Identifying the way these transactions evolve is the driving force behind innovation in the financial sector – and when it all comes down to it, it is a very simple force to understand providing that one monitors consumers, and the way the adaptive technology that has permeated their lives has affected the way they behave. Markets are pushed and changed by developing consumer needs; those developing consumer needs then lead to other changes, and so the circle of innovation and change continues unabated.
Today, transactions enacted with immediacy, security, and convenience are a top priority for consumers. With businesses globalising their reach and their workforce, enacting transactions with speed and efficiency is a key component that determines which payment provider is selected among the dozens that offer similar services.
This development was spurred into faster evolution by the grinding halt that afflicted many businesses during the COVID-19 lockdowns. To be able to send money effortlessly and quickly, and have it received by the payee, allowed for a faster-flowing transactional system, and once the threat of infection diminished and businesses opened up their doors, the older ways of transactions had already been unseated from their point of power.

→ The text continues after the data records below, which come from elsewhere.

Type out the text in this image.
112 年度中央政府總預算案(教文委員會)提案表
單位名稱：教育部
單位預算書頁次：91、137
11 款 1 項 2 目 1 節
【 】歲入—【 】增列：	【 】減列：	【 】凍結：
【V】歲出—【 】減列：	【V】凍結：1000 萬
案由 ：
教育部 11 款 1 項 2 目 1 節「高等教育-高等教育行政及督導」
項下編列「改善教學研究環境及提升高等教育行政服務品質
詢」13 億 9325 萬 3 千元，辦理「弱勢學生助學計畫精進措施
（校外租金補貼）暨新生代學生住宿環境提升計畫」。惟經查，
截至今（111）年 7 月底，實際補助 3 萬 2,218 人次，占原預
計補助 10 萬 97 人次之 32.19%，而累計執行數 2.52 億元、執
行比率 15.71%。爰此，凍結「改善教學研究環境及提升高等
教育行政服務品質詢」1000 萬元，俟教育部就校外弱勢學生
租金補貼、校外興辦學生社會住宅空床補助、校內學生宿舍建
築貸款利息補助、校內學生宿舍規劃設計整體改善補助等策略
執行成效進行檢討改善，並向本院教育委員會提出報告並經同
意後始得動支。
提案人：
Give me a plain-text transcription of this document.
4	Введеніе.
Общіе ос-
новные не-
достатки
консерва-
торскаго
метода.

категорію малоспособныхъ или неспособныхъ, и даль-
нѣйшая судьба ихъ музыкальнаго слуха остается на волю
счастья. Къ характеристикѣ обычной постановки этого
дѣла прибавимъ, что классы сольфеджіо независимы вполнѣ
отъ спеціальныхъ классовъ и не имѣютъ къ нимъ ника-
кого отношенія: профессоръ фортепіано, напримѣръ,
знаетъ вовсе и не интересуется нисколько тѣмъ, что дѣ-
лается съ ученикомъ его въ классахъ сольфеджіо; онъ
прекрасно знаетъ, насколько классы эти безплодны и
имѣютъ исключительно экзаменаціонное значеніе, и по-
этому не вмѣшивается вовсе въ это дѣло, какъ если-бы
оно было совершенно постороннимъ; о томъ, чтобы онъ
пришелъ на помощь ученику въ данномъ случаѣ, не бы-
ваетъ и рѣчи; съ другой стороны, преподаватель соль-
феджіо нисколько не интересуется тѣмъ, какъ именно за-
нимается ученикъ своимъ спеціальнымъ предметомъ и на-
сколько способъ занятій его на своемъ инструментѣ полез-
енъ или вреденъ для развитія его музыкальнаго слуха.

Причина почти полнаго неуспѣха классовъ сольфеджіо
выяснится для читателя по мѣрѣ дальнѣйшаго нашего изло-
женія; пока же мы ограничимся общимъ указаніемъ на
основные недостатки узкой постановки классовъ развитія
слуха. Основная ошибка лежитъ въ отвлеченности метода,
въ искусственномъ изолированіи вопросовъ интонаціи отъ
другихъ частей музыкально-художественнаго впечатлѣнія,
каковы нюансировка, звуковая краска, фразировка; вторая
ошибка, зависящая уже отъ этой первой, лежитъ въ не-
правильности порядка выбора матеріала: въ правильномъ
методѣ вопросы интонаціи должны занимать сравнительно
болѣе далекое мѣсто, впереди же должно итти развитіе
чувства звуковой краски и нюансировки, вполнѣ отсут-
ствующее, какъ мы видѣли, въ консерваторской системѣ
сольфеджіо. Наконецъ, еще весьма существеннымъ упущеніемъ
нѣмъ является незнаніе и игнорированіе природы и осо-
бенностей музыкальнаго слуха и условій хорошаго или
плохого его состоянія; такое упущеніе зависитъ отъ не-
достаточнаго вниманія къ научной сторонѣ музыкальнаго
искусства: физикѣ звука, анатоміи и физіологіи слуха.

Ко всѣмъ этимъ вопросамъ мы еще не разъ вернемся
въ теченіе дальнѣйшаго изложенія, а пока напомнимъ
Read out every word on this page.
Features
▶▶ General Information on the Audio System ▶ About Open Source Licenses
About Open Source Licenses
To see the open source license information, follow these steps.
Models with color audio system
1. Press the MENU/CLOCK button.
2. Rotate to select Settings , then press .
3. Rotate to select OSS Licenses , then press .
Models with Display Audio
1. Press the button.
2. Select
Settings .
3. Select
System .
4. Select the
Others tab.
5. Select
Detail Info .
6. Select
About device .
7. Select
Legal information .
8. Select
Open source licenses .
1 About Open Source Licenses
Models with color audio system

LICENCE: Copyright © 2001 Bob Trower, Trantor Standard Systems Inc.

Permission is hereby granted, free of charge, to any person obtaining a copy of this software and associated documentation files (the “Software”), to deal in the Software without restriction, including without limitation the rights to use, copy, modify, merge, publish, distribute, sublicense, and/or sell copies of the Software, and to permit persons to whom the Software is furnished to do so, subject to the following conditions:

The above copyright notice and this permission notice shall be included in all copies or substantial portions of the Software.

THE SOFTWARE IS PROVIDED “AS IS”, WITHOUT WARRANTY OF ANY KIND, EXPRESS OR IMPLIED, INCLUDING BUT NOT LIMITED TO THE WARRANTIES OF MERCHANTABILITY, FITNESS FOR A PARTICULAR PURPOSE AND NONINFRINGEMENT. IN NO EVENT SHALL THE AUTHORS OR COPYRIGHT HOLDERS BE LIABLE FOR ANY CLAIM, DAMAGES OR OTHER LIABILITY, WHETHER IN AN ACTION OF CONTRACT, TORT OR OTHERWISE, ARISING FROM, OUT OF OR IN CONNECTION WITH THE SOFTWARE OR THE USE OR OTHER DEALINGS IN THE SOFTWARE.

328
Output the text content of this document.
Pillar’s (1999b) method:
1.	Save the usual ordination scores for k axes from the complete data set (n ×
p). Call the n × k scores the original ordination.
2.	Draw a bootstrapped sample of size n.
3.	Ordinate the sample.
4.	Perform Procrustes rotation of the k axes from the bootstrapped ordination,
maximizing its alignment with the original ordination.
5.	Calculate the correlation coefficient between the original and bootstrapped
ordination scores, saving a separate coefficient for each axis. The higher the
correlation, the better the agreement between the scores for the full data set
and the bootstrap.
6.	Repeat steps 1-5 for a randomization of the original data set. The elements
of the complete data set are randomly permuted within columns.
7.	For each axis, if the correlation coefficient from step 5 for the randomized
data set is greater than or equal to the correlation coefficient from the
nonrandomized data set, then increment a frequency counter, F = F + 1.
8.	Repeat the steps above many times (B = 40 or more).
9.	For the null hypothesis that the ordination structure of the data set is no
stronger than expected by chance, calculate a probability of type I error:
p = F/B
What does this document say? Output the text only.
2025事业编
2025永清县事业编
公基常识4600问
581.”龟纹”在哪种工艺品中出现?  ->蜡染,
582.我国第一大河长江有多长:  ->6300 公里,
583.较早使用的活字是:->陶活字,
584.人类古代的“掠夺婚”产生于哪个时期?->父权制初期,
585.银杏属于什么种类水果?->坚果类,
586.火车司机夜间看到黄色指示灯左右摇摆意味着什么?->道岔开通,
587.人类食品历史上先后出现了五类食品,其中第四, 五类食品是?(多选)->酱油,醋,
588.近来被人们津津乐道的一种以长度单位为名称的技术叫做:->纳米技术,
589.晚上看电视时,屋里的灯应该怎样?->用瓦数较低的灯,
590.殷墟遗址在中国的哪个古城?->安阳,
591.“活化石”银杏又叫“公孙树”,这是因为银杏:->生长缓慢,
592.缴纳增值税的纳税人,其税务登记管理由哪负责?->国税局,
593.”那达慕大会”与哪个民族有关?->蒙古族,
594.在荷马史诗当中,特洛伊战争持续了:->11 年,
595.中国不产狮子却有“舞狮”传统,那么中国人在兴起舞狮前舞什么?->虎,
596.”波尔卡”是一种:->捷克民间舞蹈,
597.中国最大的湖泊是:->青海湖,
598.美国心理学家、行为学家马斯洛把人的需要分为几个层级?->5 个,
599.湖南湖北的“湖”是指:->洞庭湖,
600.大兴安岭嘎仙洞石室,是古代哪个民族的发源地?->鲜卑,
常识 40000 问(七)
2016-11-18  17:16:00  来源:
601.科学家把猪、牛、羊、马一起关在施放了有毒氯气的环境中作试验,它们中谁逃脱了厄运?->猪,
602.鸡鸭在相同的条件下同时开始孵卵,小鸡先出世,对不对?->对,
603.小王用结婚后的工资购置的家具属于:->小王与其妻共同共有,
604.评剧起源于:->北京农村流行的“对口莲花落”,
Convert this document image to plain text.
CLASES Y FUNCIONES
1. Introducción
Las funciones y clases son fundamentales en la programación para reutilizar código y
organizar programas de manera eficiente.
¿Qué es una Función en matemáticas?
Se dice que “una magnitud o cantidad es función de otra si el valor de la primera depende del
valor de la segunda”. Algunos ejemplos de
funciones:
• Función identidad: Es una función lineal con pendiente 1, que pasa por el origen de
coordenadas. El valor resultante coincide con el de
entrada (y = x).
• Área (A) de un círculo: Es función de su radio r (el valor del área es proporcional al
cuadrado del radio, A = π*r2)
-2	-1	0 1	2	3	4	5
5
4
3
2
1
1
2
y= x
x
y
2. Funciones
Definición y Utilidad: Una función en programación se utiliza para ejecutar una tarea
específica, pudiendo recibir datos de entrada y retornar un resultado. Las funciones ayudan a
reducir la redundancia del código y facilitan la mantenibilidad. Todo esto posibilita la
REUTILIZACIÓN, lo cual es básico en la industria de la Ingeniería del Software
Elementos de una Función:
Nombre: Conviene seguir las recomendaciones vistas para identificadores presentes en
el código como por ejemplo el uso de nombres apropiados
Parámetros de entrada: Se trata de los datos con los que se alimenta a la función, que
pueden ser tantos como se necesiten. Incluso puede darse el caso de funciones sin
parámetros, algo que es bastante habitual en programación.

However, we were always going to end up in this state of being. By their nature, consumers are curious, perpetually seeking out a better and faster way of performing every action, from their hobbies to paying for the latest issue of their favourite magazine, and it is only natural that that which makes it possible is also caught up in the same innovative wave that every other aspect of their lives has undertaken.
As a payment provider, understanding the way these innovations work is key to creating the systems that have now become synonymous with  modern society. Money, currency, transactions: it is all just human nature, and addressing the need for the consumer, rather than the need for a product, allows us to work within a reasonable scope of expectation.
We know as both a business and consumers that the fundamental act of transaction has already been created; it is now only there to improve upon and innovate.
Our products are ultimately devised to act on that innovation. We strive to make money accessible to those who are not eligible for traditional fiat services, and to allow for the freedom of movement that today has become the norm. Nomadic workers, travellers, small businesses that have global storefronts: your neighbours, your family, your friends.
It is why we, as a business, look at human interaction, why we endeavour to make our products easy to use, and why the business of finance is a human business at its core.
The roadmap that drives FIL forward is one paved on human intention.
Everyone can be a merchant. Everyone can have a product they wish to sell or one they wish to purchase. Everyone can benefit from being able to transact business at any point, any place, and with any one.
What doesn’t change is the act of transaction itself.